Alessandro Stanziani se revendique de l’histoire globale 1. Il a écrit une quinzaine de livres, une moitié en français, l’autre en anglais, aucun des deux idiomes n’étant sa langue natale. Né en 1961 à Naples, Italie, il a commencé par travailler en Russie, et au cours de sa carrière s’est acclimaté à plusieurs environnements avant de se fixer à Paris. Il y officie comme directeur de recherches au CNRS depuis 1999 et comme directeur d’études à l’EHESS depuis 2008. En sus de mêler des horizons culturels multiples, il s’est efforcé de bâtir des ponts entre plusieurs spécialités distinctes. Si ses livres mixent toujours histoire et économie, ils ont en commun de couvrir des évolutions pluriséculaires d’objets divers : les idées économiques en Russie, la concurrence, le travail contraint, la gestion des empires, l’épistémologie de l’histoire globale et la longue histoire du capitalisme.
Son dernier livre, Capital Terre. Une histoire longue du monde d’après (Payot, 2021), nous entraîne de la Chine à l’Italie avant de nous projeter en Russie ou en Inde. Un fleuve narratif qui nous plonge dans l’histoire tumultueuse du capitalisme. Il charrie des luttes politiques et des flux d’échanges, des processus de construction des savoirs et de légitimation des États. Cette histoire permet surtout de dévoiler, dans les sinuosités du passé, la gestation de notre présent. Elle est aussi politique, car elle éclaire sur les choix qui s’offrent à nous. Si la formule du « monde d’après » peut sembler usée à peine apparue, elle ouvre néanmoins des portes sur un avenir possiblement émancipé des impératifs économiques et technologiques.
Vous avez publié sur l’économie, l’alimentation, le travail forcé 2, les empires et l’histoire globale et porté des analyses comparées sur la Russie, l’Europe occidentale, l’océan Indien, l’Afrique… Qu’est-ce qui vous a poussé à emboîter ces problématiques comme les pièces d’un puzzle ?
J’ai suivi une double formation, en économie et en histoire, et j’ai mené mes premières investigations en Russie. Mon ambition a été de ne pas cloisonner le monde en zones étanches. Mon premier travail portait sur les savoirs agronomiques, économiques et statistiques en Russie au long des 19e et 20e siècles. J’ai travaillé les connexions entre les pensées russes, les savoirs localisés mais aussi globaux, leur diffusion en Europe, leur retour en Russie, leurs recyclages et transformations. Cela m’a permis de montrer comment des savoirs, par exemple économiques, peuvent circuler et évoluer pour répondre à des questions fondamentales.

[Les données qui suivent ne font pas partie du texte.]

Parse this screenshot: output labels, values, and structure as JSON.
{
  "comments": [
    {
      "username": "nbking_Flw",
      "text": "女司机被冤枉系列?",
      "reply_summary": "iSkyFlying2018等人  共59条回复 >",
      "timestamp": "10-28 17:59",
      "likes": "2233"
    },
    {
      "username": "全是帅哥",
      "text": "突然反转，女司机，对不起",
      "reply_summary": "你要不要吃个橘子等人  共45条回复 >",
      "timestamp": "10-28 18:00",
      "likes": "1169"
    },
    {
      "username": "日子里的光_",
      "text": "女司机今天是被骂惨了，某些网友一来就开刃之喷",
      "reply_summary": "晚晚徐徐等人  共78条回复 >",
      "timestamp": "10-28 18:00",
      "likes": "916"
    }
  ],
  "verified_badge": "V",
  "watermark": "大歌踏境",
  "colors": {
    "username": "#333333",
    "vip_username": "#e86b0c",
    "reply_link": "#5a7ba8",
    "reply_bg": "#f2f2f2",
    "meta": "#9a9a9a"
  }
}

Après mes quinze ans russes, j’ai passé une dizaine d’années sur l’histoire de la concurrence et des marchés en Occident. J’ai essayé de montrer que régulation et concurrence coexistent toujours. Jamais les marchés n’ont été totalement régulés. Même en régime très libéral, il existe toujours des normes, une architecture qui permet de structurer les marchés. La différence ne se joue pas entre liberté et régulation, mais entre des formes et des optiques différentes de la régulation. Un programme de régulation peut augmenter les inégalités, ce qui est le cas du libéralisme, ou les réduire comme sous le welfare State.
Dans une troisième étape, je me suis intéressé aux tensions entre travail libre et travail forcé 2. J’ai commencé par le servage en Russie, pour passer ensuite à l’océan Indien et à l’Afrique.